### Librairies

In [1]:
import findspark
from pyspark import SparkContext
from pyspark.sql import SQLContext
from pyspark.sql import functions as func
from pyspark.sql.window import Window
import argparse
from datetime import datetime
import pandas as pd
import re

### Traitements

#### Initialiser le SparkContext

In [2]:
findspark.init()  # Trouve les exécutables dans le dossier SPARK_HOME

sc = SparkContext(master="local[*]")  # Créé un SparkContext local
sql_c = SQLContext(sc)  # Instancie un SQLContext

24/06/28 14:49:49 WARN Utils: Your hostname, knackibot resolves to a loopback address: 127.0.1.1; using 192.168.1.192 instead (on interface wlp3s0)
24/06/28 14:49:49 WARN Utils: Set SPARK_LOCAL_IP if you need to bind to another address
Setting default log level to "WARN".
To adjust logging level use sc.setLogLevel(newLevel). For SparkR, use setLogLevel(newLevel).
24/06/28 14:49:50 WARN NativeCodeLoader: Unable to load native-hadoop library for your platform... using builtin-java classes where applicable


#### Lire l'échantillon des transactions

In [3]:
data = sql_c.read.option("header", True).csv("../data/transactions-small.csv")

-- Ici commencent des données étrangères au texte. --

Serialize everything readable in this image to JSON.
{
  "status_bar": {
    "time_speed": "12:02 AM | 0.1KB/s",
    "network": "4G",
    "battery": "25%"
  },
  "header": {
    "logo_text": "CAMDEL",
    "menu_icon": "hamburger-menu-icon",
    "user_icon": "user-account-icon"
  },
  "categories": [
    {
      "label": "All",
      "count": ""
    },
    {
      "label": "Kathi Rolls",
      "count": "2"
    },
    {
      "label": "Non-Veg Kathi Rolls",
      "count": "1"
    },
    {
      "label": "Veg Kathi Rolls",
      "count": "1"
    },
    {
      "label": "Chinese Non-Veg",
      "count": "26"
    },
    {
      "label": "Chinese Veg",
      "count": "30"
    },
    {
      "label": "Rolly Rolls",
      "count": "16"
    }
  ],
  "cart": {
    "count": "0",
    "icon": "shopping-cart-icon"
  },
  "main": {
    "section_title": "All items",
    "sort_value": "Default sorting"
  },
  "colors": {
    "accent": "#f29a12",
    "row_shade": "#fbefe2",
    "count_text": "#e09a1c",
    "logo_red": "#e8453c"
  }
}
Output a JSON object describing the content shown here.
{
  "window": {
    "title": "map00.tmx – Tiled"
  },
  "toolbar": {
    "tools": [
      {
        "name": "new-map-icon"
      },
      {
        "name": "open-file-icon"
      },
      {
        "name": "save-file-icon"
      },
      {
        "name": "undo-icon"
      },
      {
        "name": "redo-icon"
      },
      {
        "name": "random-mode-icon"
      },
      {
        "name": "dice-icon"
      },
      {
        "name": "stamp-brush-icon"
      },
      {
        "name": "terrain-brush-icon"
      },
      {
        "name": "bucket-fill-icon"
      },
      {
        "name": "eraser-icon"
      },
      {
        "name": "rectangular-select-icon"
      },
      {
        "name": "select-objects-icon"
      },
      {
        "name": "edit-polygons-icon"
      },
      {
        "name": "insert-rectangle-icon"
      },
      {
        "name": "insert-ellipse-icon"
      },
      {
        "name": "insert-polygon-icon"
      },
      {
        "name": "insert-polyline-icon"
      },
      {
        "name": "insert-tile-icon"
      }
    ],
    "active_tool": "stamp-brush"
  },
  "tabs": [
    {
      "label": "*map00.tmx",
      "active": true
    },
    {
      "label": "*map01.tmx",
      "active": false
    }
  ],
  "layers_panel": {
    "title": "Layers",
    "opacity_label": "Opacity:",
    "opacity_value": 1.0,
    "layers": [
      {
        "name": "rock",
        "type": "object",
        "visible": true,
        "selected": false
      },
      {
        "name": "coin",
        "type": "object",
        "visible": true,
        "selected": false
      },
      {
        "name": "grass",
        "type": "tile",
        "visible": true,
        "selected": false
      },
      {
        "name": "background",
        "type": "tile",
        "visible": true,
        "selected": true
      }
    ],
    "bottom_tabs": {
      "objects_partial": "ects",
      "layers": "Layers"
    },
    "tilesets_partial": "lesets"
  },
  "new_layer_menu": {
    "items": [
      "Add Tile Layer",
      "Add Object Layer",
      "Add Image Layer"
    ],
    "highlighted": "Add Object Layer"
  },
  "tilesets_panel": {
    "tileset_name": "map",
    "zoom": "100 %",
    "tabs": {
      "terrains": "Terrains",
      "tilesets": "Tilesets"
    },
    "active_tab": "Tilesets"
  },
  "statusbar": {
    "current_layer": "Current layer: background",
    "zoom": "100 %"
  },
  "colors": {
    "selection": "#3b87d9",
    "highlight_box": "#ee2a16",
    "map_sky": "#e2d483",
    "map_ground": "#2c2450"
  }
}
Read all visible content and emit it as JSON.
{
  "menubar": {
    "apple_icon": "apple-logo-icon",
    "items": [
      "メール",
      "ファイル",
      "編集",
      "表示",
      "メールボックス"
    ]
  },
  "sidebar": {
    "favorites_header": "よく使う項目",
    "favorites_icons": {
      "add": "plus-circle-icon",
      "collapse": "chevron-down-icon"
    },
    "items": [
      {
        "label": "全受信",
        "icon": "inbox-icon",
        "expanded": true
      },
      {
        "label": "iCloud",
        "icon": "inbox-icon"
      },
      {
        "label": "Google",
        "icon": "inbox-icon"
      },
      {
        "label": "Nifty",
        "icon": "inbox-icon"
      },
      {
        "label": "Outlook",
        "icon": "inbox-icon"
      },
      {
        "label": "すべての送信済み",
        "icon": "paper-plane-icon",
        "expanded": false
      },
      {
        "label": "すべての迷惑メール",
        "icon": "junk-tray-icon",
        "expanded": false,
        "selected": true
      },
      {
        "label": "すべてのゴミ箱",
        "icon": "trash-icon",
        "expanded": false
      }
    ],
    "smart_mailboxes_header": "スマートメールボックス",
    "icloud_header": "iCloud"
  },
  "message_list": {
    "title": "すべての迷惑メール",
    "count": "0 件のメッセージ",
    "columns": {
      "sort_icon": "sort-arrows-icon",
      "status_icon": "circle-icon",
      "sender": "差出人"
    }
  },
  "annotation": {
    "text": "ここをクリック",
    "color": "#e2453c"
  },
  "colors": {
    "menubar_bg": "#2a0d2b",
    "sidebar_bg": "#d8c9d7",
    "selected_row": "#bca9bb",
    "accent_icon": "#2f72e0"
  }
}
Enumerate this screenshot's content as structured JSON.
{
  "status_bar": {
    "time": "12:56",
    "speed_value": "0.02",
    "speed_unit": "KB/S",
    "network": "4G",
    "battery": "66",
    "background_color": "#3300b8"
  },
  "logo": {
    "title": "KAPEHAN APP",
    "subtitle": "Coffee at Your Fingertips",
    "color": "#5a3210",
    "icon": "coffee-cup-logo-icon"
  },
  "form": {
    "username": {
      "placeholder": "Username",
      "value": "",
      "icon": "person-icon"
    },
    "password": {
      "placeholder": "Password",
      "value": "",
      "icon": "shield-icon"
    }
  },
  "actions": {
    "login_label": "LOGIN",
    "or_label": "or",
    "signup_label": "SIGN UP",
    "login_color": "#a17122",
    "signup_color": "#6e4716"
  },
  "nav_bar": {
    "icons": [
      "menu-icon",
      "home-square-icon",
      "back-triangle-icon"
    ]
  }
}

#### Lire et formater l'échantillon des transactions frauduleuses

In [4]:
# Lire le fichier texte
with open('../data/laundering-small.txt', 'r') as file:
    file_content = file.read()

# Séparer les différentes sections de tentatives de blanchiment d'argent
attempts = re.split(r'BEGIN LAUNDERING ATTEMPT - .+\n', file_content)
attempts = [attempt.strip() for attempt in attempts if attempt.strip()]  # Supprimer les chaînes vides

# Initialiser la liste pour stocker toutes les transactions frauduleuses
frauds = []

# Lire les transactions frauduleuses de chaque section
for attempt in attempts:
    for line in attempt.split('\n'):
        if not line.startswith('END LAUNDERING ATTEMPT'):
            frauds.append(line.split(','))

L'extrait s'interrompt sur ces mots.